しかし、内臓逆位で産まれた人がベントリーさんのように健康な生涯を送れるケースは、5000万分の1の確率ともいわれている。
【追加雑学③】ダイエーの創始者は「内臓逆位」だった!
ここまで紹介してきたように、内臓逆位はレアな体質で、豊かな人生を送れる可能性も低い。
しかし実は、日本有数の経営者のなかにも内臓逆位の人物が存在する。ダイエー創業者・中内功だ。
中内さんは高校卒業後に兵役となったが、学生時代の仲間が幹部候補生として扱われているのに対し、彼は兵隊として最低評価を受けた。これは身体検査で内臓逆位だということが判明したからだと、本人が語っている。
のちに部下からは、「ボスは心臓が右にあったせいか、少し変わった考えをする」などといわれていたが…これに関しては内臓の位置はあまり関係ない気もする…。やっぱり内臓逆位などと聞くと、誰しも中二的な発想をせずにはいられないのだ。
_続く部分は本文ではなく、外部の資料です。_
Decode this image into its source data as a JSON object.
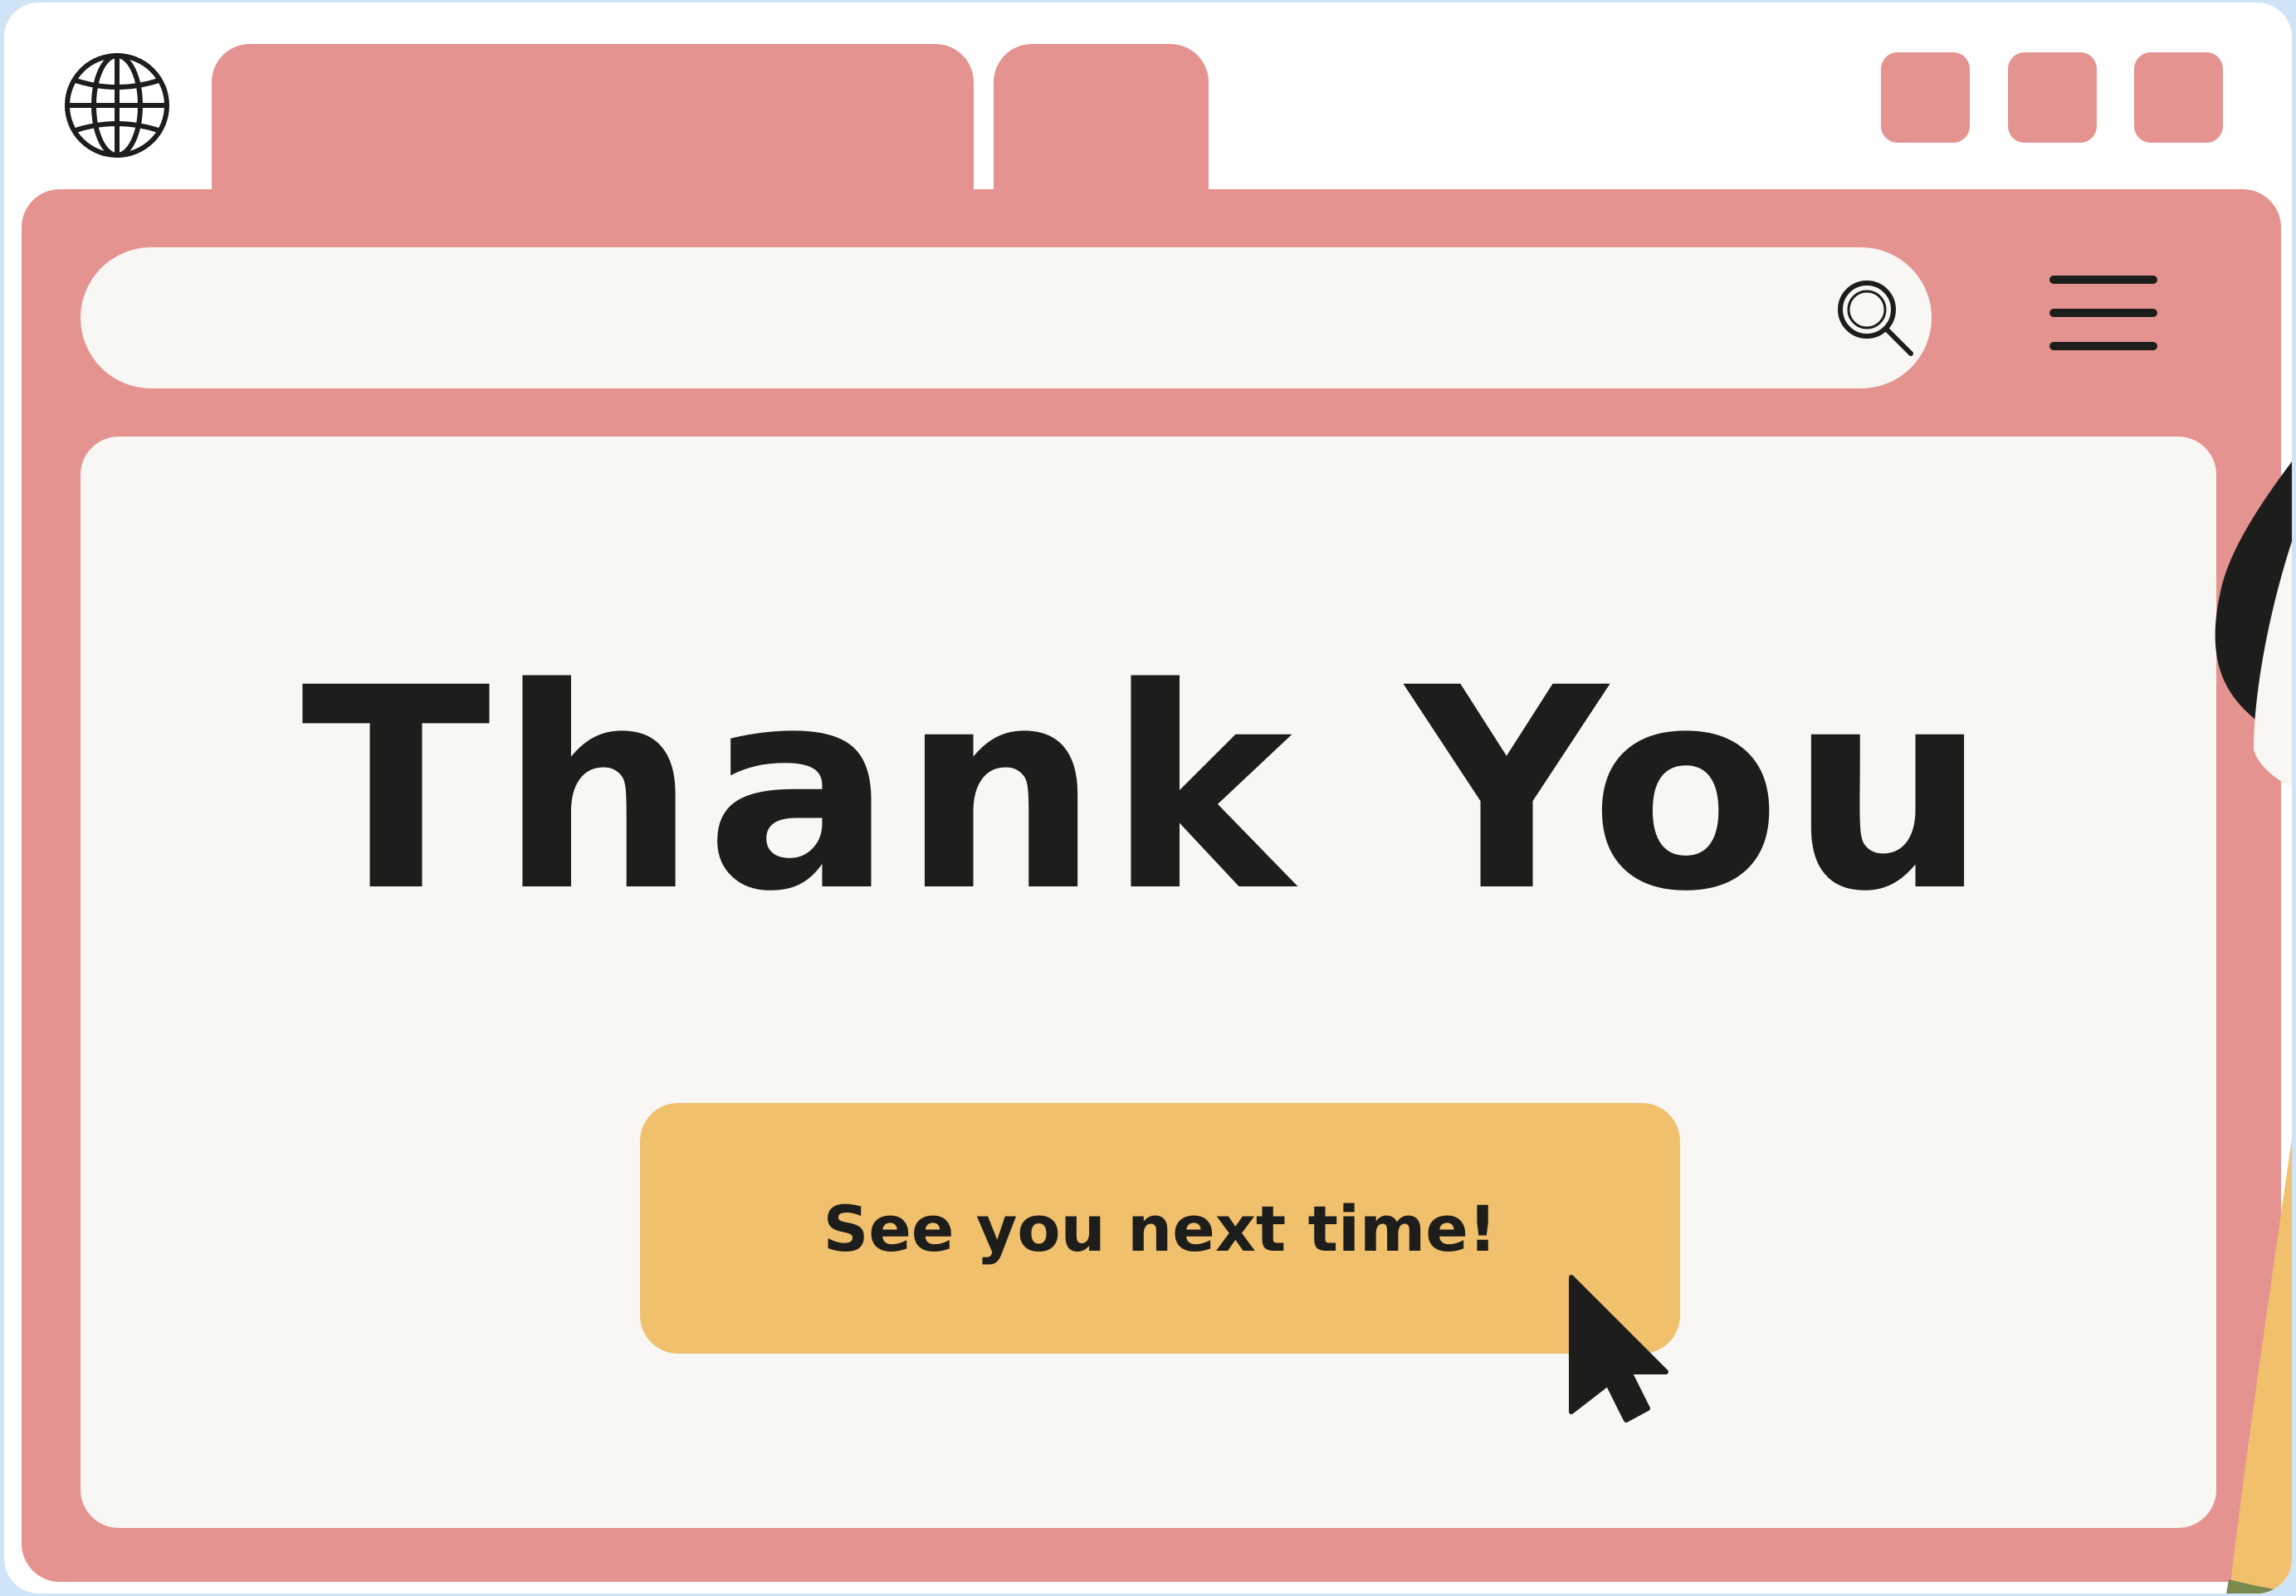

内臓逆位で生きられる人ですら稀なのに、なおかつ敏腕経営者になった日本人がいたというのはなんだか誇らしい。
「サウザー遺伝子」の雑学まとめ
今回は、サウザー遺伝子と内臓逆位についての雑学をご紹介した。
自分が発見した遺伝子に「サウザー」という名前をつけた松野教授…当時はニヤニヤが止まらなかっただろう。
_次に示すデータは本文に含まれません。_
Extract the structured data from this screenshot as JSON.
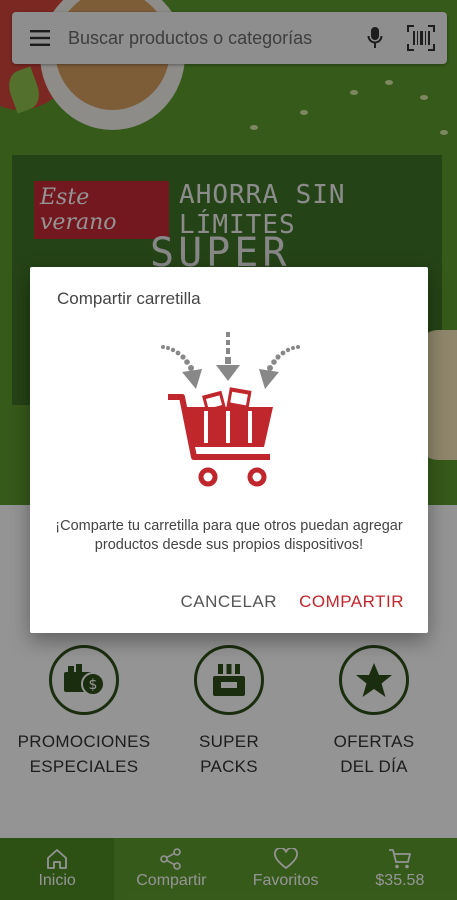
{
  "search": {
    "placeholder": "Buscar productos o categorías"
  },
  "hero": {
    "tag": "Este verano",
    "headline": "AHORRA SIN LÍMITES",
    "sub": "SUPER OFERTAS"
  },
  "categories": [
    {
      "label": "PROMOCIONES\nESPECIALES",
      "icon": "promotions-icon"
    },
    {
      "label": "SUPER\nPACKS",
      "icon": "packs-icon"
    },
    {
      "label": "OFERTAS\nDEL DÍA",
      "icon": "star-icon"
    }
  ],
  "nav": {
    "items": [
      {
        "label": "Inicio",
        "icon": "home-icon"
      },
      {
        "label": "Compartir",
        "icon": "share-icon"
      },
      {
        "label": "Favoritos",
        "icon": "heart-icon"
      },
      {
        "label": "$35.58",
        "icon": "cart-icon"
      }
    ],
    "active_index": 0
  },
  "dialog": {
    "title": "Compartir carretilla",
    "message": "¡Comparte tu carretilla para que otros puedan agregar productos desde sus propios dispositivos!",
    "cancel_label": "CANCELAR",
    "confirm_label": "COMPARTIR",
    "illustration": "shared-cart-icon"
  },
  "colors": {
    "brand_green": "#5d9c2e",
    "accent_red": "#c0272d",
    "dark_green": "#2f4f1b"
  }
}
そして内臓逆位…それは決してマンガの世界だけの話ではなかったのだ!
普通とは違う形で産まれてくるわけだから、体内器官が正常に機能する確率も低ければ、医療機関での扱いも難しい。我々の中二心とは裏腹に、重い宿命を背負った症状である。
大人まで生きられることがまず稀なこと。内臓逆位の成功者は、まさに奇跡の存在なのだ。